天狼 其の二

 ブルーのライトが点いたコンビニの前を、竜二さんとマリアさんが通過していく。さっき俺達から取り上げた武器を持ちながら……。


 死闘を繰り広げていた駅前から、満々金までは、二キロぐらいだろうか。夜はすっかり深くなって、通りを歩く人もまばらだ。

 歩き出してすぐ気づいたのだが、俺達だけじゃなく、竜二さん達も幽霊化している。

 思い起こせば、さっきの戦闘中から、ずっとそうだった訳だが、当の二人は、その事を気にしていない様子だ。そこがまた不思議である。

 一体どんなからくりなのだろう。

 ゾンビーゾンビーとは関係ないのだろうか。


「ちょっと俺の棒を返して欲しいなぁ」


「なんで?」

 

 身体のラインが、やたら強調された黒のエナメル革に身を包んだ女性が振り返る。

 俺は竜二さんに声をかけたのだ。マリアさん。貴女ではない。貴女が担いでいるのはタクヤの棍棒ではないか。


「ゾンビが出てきたら素手だとヤバイでしょ?」


「もう出てこないんじゃない?」


 マリアさん。そんな適当に言われても困るんだ。少しでも可能性があるのなら、備えておきたい。

 この気持ち、貴女みたいに強い人には理解出来ないのかな?


「でも、それ俺のだし……」


「はあ? あんたもしつこいね。あの棒が、そんなに大切な訳?」


 ぐぐっとマリアさんが近づいてくる。

 大胆に開かれた胸元から、深い谷間が見えている。

 肌が白い、そしてきめ細かい。目を逸らそうにも逸らせない、魔性の誘惑が其処にはある。

 下腹部に血が集まりそうになるのを感じて、俺は慌てて本分を思い出す。


 ふぅ……。

 マリアさん。

 僕はね、借りたら返す。当たり前の話をしているだけなんだ。それに、あの棒はただの棒じゃない。伝説の木の棒なんだ。五千ゴールドもするんだよ。


「とにかく返して……!」


 と言ったら、頬に衝撃を感じた。

 信じられん。

 平手打ちをされた。


「まだ何か言いたいことがあるのかしら?」


「いえ……。何もございません……」


 タクヤが初めて宇宙人と遭遇した人類の顔をしている。俺もだよ。こんな手の早い人がこの世にいるなんて……。

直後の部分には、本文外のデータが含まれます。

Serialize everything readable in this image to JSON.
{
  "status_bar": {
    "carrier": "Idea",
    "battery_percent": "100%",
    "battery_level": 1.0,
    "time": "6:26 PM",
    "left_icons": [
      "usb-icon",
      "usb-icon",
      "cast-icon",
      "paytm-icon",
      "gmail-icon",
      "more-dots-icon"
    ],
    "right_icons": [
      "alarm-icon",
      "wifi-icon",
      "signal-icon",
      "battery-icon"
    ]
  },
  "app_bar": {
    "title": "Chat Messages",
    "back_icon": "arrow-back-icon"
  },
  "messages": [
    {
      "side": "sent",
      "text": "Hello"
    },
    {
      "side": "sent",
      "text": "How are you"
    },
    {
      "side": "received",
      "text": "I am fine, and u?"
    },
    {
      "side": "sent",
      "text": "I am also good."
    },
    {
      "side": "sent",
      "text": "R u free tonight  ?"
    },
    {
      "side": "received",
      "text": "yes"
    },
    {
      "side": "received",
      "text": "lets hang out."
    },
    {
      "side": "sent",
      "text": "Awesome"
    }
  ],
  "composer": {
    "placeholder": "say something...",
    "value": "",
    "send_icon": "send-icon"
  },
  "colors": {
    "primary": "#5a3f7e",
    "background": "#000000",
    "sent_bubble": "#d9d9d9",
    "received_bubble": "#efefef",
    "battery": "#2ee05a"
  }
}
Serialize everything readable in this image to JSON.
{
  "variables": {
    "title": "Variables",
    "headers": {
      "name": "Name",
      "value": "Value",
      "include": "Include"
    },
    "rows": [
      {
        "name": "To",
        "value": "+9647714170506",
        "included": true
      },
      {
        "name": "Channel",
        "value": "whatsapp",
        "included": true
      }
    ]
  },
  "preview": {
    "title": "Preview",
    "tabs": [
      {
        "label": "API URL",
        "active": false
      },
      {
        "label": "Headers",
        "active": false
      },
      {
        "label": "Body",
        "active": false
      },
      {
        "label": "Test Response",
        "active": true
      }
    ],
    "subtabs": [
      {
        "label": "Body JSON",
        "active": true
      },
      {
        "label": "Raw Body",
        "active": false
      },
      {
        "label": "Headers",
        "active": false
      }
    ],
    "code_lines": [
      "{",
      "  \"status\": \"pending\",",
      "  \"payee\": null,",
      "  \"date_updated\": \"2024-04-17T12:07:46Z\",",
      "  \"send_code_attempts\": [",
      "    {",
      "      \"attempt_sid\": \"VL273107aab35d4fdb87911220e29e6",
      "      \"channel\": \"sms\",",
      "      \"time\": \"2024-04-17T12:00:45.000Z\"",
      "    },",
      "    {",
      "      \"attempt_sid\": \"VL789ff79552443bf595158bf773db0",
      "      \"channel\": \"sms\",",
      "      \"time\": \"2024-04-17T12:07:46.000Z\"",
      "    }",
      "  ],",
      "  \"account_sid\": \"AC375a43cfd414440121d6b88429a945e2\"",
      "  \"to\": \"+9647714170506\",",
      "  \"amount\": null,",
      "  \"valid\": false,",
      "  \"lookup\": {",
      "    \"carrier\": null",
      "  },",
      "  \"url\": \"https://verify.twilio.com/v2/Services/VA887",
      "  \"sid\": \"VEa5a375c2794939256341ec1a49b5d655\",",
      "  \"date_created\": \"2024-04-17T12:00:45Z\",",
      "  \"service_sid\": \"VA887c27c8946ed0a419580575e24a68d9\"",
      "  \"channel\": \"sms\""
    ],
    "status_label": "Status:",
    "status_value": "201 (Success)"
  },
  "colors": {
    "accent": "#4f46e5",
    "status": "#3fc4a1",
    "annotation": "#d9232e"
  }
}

 殴られた衝撃で目が霞んでいるのかと思ったが、違うようだ。二重に世界が別れていって、やがてくっついた。この感じ。電気街で九時をむかえた時と同じだ。

 

 すぐに街の喧騒が五月蝿いぐらいに飛び込んでくる。服装も元に戻っていた。成金ガウンはどこかに消え去って、家を飛び出した時の格好に戻っている。

 ってことは……。


「ぶ!」


「あんた、棒をどこにやった?」


 また殴られた。周りの人から小さな悲鳴が起きている。よかった。俺達が見えているんだな。無事に幽霊を卒業できたようだ。

 スマホを取り出して時間を確認すると、零時を過ぎたところだった。やはり日付が変わるとゾンビーゾンビーの意地悪設定が終了するようだ。

 時間にして九時から零時までの三時間。

 もしかして、これが毎週金曜日のルーチンなのか?


 だとしたら地獄だ。

 これから先、生きていけるとは考えにくい。

 今日だって、この二人がいてくれたから、生き延びられたのだ。

 十年二十年と人生は続く。そのなかで、金曜日は何回やって来るのだろう。そして何回目まで、俺達は生きていられるのだろうか。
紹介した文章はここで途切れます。